Entre as mais de 4,5 mil medidas analisadas pela presidência do Superior Tribunal de Justiça durante o recesso do Judiciário, muitas eram pedidos de liberdade ou de progressão apresentados em defesa de presos submetidos a regime penal mais rigoroso do que aquele previsto em lei. Esta é uma situação que acaba por agravar o problema da superlotação dos presídios, ponto crítico do sistema penitenciário brasileiro.
Embora a 5ª e a 6ª Turma do STJ não considerem adequada a impetração de Habeas Corpus substitutivo de Recurso Ordinário ou de Recurso Especial, a presidente do tribunal, ministra Laurita Vaz, segue o entendimento de que é cabível a concessão desta ação constitucional de ofício, nesses casos, quando verificada ilegalidade flagrante.
No caso de presos submetidos a regime mais rigoroso do que o estabelecido na legislação, sem fundamentação individualizada que o justifique, a ministra concedeu liminares “por estarem configurados a plausibilidade jurídica do pedido e o perigo na demora”.
Súmula violada
No HC 384.910, por exemplo, discutiu-se o caso de um cidadão condenado pelo roubo de um aparelho celular, em outubro de 2015, à pena de quatro anos de prisão, em regime inicial aberto. Entretanto, o Tribunal de Justiça de São Paulo deu provimento à apelação do Ministério Público para que fosse fixado o regime inicial fechado.
A defesa impetrou HC no STJ contra a decisão do tribunal paulista, alegando violação à Súmula 440. Para a presidente do tribunal, ficou patente o constrangimento ilegal sofrido pelo réu, em razão do estabelecimento do regime carcerário mais gravoso, “porque não houve, no ponto, substancialmente, a indicação de uma única circunstância concreta que justifique tal fato”.
Recrudescimento ilegal
De acordo com Laurita Vaz, o pena não deve ser agravada na primeira fase da dosimetria dentro das seguintes circunstâncias: pena-base fixada no mínimo legal, se a conduta não está além da gravidade inerente ao tipo penal, e se o réu é primário.

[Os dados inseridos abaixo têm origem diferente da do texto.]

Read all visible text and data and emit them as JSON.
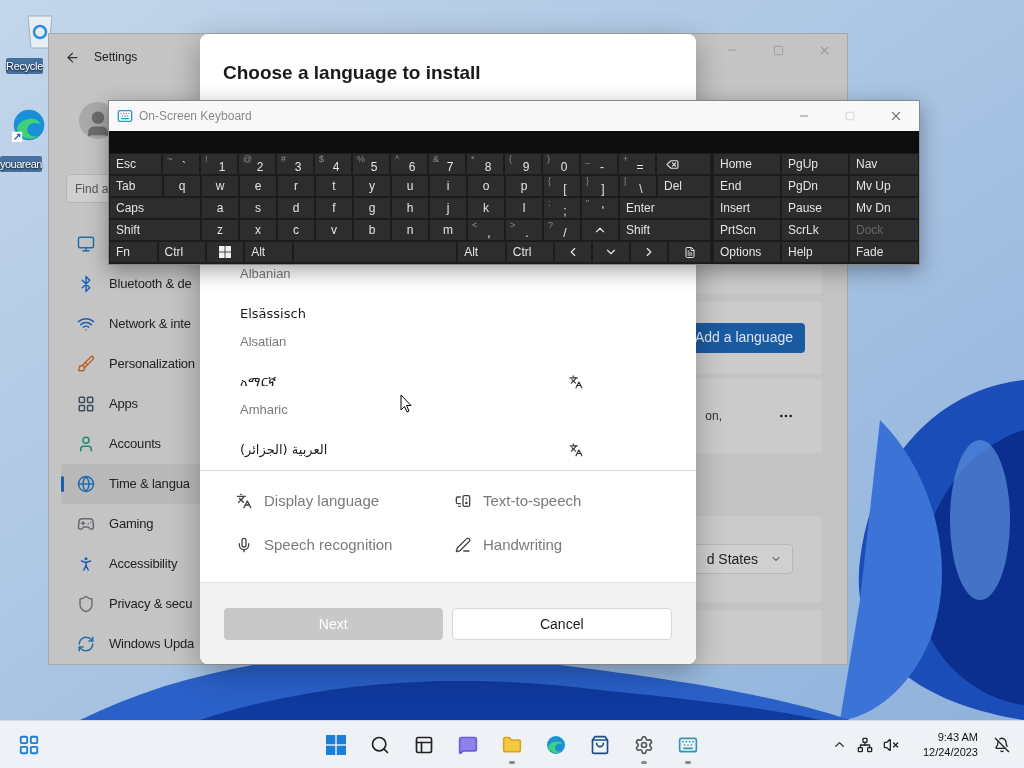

Nesse sentido, quando o condenado não é reincidente, e a pena é a igual ou inferior a quatro anos, “poderá, desde o início, cumpri-la em regime aberto”, afirmou a ministra. E acrescentou: “A determinação do regime inicial de cumprimento da pena far-se-á com observância dos critérios previstos no artigo 59” do Código Penal.
Nos últimos dias, entendimentos semelhantes foram proferidos nas cautelares referentes aos HCs 384.829 e 384.999. Em todos, a ministra entendeu ser aplicável a Súmula 440, que não admite a fixação do regime prisional fechado com base apenas na gravidade abstrata do delito.
Constrangimento evidente
Em outro caso (HC 385.101), o réu foi preso em flagrante pelo roubo de uma motocicleta, utilizando-se de arma de fogo. Ele foi condenado à pena de 5 anos e 6 meses de reclusão, em regime inicial fechado, e ao pagamento de 13 dias-multa.
A defesa apelou sem sucesso ao TJ-SP. Em Habeas Corpus impetrado no STJ, pediu a redução da pena e a fixação do regime inicial semiaberto. A presidente afirmou que, com relação à dosimetria da pena, a questão “requer aprofundado exame das circunstâncias fático-jurídicas analisadas pelas instâncias ordinárias”, devendo ser decidida “após a tramitação completa do feito”.
Laurita Vaz considerou, porém, que existe “evidente constrangimento” quanto ao regime prisional, estabelecido em razão da gravidade abstrata da conduta, “o que é vedado”. Ela lembrou que, conforme o disposto no artigo 33, parágrafo 2º, alínea b, do Código Penal, “o condenado não reincidente, cuja pena seja superior a quatro anos e não exceda a oito, poderá, desde o princípio, cumpri-la em regime semiaberto”.
Motivação necessária
A ministra decidiu de maneira semelhante no HC 384.922, que também envolvia o roubo de uma motocicleta, e no HC 385.058. Neste último, dois homens cumpriam pena em regime fechado pelo roubo de diversas peças de roupa, um aparelho celular, três relógios, um violão, uma aliança e um automóvel, com emprego de arma de fogo.
Laurita Vaz ressaltou que o Supremo Tribunal Federal possui diversos julgados no mesmo sentido, fato que guiou a edição das Súmulas 718 e 719, que exigem motivação idônea para a imposição de regime mais severo do que o permitido por lei, mas não consideram como tal a mera referência à gravidade abstrata do crime.